Sumgato wrote: To each point of $\mathbb{Z}^3$ we assign one of $p$ colors. Prove that there exists a rectangular parallelepiped with all its vertices in $\mathbb{Z}^3$ and of the same color. Is it full statement of problem? If not, post full problem please.

Brian_math wrote: Is it full statement of problem? If not, post full problem please. Why would you think it is not the full statement? It seems like a perfectly reasonable problem to me...

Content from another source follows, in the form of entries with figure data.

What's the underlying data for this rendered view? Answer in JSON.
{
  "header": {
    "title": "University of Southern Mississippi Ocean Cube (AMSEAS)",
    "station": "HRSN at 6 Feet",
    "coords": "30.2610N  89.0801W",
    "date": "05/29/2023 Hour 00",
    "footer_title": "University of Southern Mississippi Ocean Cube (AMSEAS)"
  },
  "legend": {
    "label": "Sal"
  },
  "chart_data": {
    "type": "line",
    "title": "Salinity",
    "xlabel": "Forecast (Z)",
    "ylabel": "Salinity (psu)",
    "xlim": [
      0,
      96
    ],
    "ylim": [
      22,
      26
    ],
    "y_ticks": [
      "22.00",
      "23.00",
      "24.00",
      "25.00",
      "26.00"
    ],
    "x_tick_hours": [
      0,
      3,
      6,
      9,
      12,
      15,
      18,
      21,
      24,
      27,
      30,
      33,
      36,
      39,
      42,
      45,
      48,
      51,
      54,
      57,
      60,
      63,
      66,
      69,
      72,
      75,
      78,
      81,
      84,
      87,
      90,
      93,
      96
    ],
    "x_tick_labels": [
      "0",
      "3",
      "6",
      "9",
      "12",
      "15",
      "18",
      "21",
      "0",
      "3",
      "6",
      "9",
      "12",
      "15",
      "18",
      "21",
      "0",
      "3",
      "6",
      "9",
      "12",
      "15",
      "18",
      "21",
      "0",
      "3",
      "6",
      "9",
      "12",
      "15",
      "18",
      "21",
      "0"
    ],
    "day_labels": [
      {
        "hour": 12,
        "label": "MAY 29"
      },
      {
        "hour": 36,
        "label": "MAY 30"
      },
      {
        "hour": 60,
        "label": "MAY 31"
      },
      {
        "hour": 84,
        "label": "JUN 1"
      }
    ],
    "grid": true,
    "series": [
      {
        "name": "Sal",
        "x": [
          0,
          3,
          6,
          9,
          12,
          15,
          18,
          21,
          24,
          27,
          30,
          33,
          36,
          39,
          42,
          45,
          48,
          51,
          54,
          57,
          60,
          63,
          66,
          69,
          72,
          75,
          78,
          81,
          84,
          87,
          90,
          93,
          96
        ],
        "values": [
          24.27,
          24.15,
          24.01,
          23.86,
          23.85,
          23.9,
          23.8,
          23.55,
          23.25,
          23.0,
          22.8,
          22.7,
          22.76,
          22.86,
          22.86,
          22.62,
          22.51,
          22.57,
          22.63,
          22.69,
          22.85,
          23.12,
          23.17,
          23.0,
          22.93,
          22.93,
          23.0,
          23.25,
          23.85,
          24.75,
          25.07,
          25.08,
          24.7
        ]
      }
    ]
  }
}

Claim 1: Every 2d rectangle of dimensions $(p+1)\;\times\; p{p+1\choose 2}+1$ contains a chromatic subrectangle. Proof: PHP ensures that every column has a chromatic pair, also by PHP we have the same pair(row-wise) in at least $p+1$ columns, as we have $p$ colours we have at leats two chromatic pairs in the same rows and different columns and they form a chromatic rectangle. Claim 2: Every rectangular parallelepiped of dimensions $(p+1)\; \times\; p{p+1\choose 2}+1 \; \times\; p{p+1\choose 2} {p{p+1\choose 2}+1 \choose 2}+1$ contains a chromatic rectangular parallelepiped. Proof: By the claim 1 we have a chromatic rectangle in every $xy$-plane, by PHP we have the same quartet($xy$-plane-wise) in at least $(p+1)$ $xy$-planes, as we have $p$ colours we have at leats two chromatic quartets in different $xy$-planes and they form a chromatic rectangular parallelepiped.